After breakfast, the bearer came for household orders, standing with a kind of alert humility while my mother made her list. With a wave of the hand she conjured up some simple tasks and dismissed him with a brief nod, hardly noticing his departure, cracked brown heels padding below the stiff whites of his servant’s clothes. Then she was free, but for what? Food or meals were no bother to her, since we ate in the hostel dining-room. She retreated to the intimate world of army wives, a sorority held together, as far as I could see, by cigarette smoke and loud laughter and the minute investigation of petty scandals. These gatherings were leisurely affairs, well-coiffured heads thrown back in the long chairs, feet at rest on a pouffe, a cheerful tinkle of ice. From the outside it was hard to see where the fun lay. Children were not welcome – in fact definitely an encumbrance. ‘Off you go now,’ my mother would say impatiently, when we weren’t at school, ‘I can’t have you squabbling and making a rowdy mess in here. You can see I’m busy.’ Could I see that? In the mornings, it seemed to me, she was taken up with events I did not understand. In the afternoons she slept a little.
So we went out, eagerly and with a superabundance of energy given to the young by the blessing of sun and heat. For us, life in India was lived out of doors. Freedom for the body, released from the tightness of four walls and hardly restrained by the weather, allows a certain freedom in the
mind. There was so much strange stuff to note – humans laying out the accumulated wares of their consciousness. My view, I think now, came to be all the wider for my life in the open, more embracing, more pregnant with evidence for a future understanding; for of course the order of history was not clear to me at that time. Nor did I look systematically or dutifully. The vision of the young is not adjusted for sightseeing or the guidebook. But as Delhi was brimful with so many adventures left by megalomania or artistic genius, I could not avoid the brilliant onrush of powerful images.

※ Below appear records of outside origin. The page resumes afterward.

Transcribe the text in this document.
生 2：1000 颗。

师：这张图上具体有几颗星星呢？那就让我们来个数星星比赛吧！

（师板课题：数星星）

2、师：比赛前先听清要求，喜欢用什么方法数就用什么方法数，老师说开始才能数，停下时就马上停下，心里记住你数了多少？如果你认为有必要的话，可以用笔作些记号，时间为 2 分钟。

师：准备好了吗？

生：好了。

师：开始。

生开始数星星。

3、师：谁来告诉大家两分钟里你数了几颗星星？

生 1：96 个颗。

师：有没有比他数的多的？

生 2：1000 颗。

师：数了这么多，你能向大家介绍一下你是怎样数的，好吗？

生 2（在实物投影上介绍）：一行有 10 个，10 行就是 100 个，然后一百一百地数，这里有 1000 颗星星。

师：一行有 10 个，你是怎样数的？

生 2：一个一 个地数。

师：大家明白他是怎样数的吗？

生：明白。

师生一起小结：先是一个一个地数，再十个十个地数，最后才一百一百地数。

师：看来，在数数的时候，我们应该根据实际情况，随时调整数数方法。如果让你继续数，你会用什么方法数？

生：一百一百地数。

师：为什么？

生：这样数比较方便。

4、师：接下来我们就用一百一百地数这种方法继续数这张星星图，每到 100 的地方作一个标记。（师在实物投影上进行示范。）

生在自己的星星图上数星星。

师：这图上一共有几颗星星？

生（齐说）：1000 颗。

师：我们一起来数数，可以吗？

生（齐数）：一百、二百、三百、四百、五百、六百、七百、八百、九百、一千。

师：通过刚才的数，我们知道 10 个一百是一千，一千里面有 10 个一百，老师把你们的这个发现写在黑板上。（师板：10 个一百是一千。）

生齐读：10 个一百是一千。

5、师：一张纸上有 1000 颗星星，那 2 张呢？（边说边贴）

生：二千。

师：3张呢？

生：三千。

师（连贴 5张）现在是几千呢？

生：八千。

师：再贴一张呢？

The hopeless jumble of these stored images: the wild vital human pulses of street-life on Chandni Chowk surging through the Lahore Gate into Lal Qila – the Red Fort – and there transformed into the great running rhythms of Moghul architecture, pure energy transmuted into the purity of noble order; the vast emptiness of the courtyard of the Jama Masjid – the Friday Mosque – lording it over the suffocating sprawl of the Kinari and Chawri bazaars, and the nostril-clenching stench of the Fish Market, offering the peace of prayer for the hagglers and bruisers of commerce; the partial greeds and desires, the race for the winning-post, reconciled on the knees with head touching the earth before the Oneness of Allah; the long urban journey south from Old Delhi, the modern road effacing time, making a blankness of the past out of which arise only the melancholy of tombs, of Lodi kings and Moghul emperors, meandering back to the tall graceful minaret of the Qutb Minar from where the historical cry of the
muezzin
celebrated victory over the Tomari Rajputs and the first enduring triumph of Islam in India, the conqueror Qutb-ud-din raising his memorial buildings on the remains of many Jain and Hindu temples with the help of Hindu craftsmen and the use of Hindu motifs. The present recapitulating the past.
And then after 800 years, with the revenge of time,
Independence Day, through the intervention of the British, gave the city back to the Hindus. The British Raj, too, left its mark, which a child of the Raj, residing in the Edward VII Hostel only a few hundred yards from the King’s Way, could not help but notice.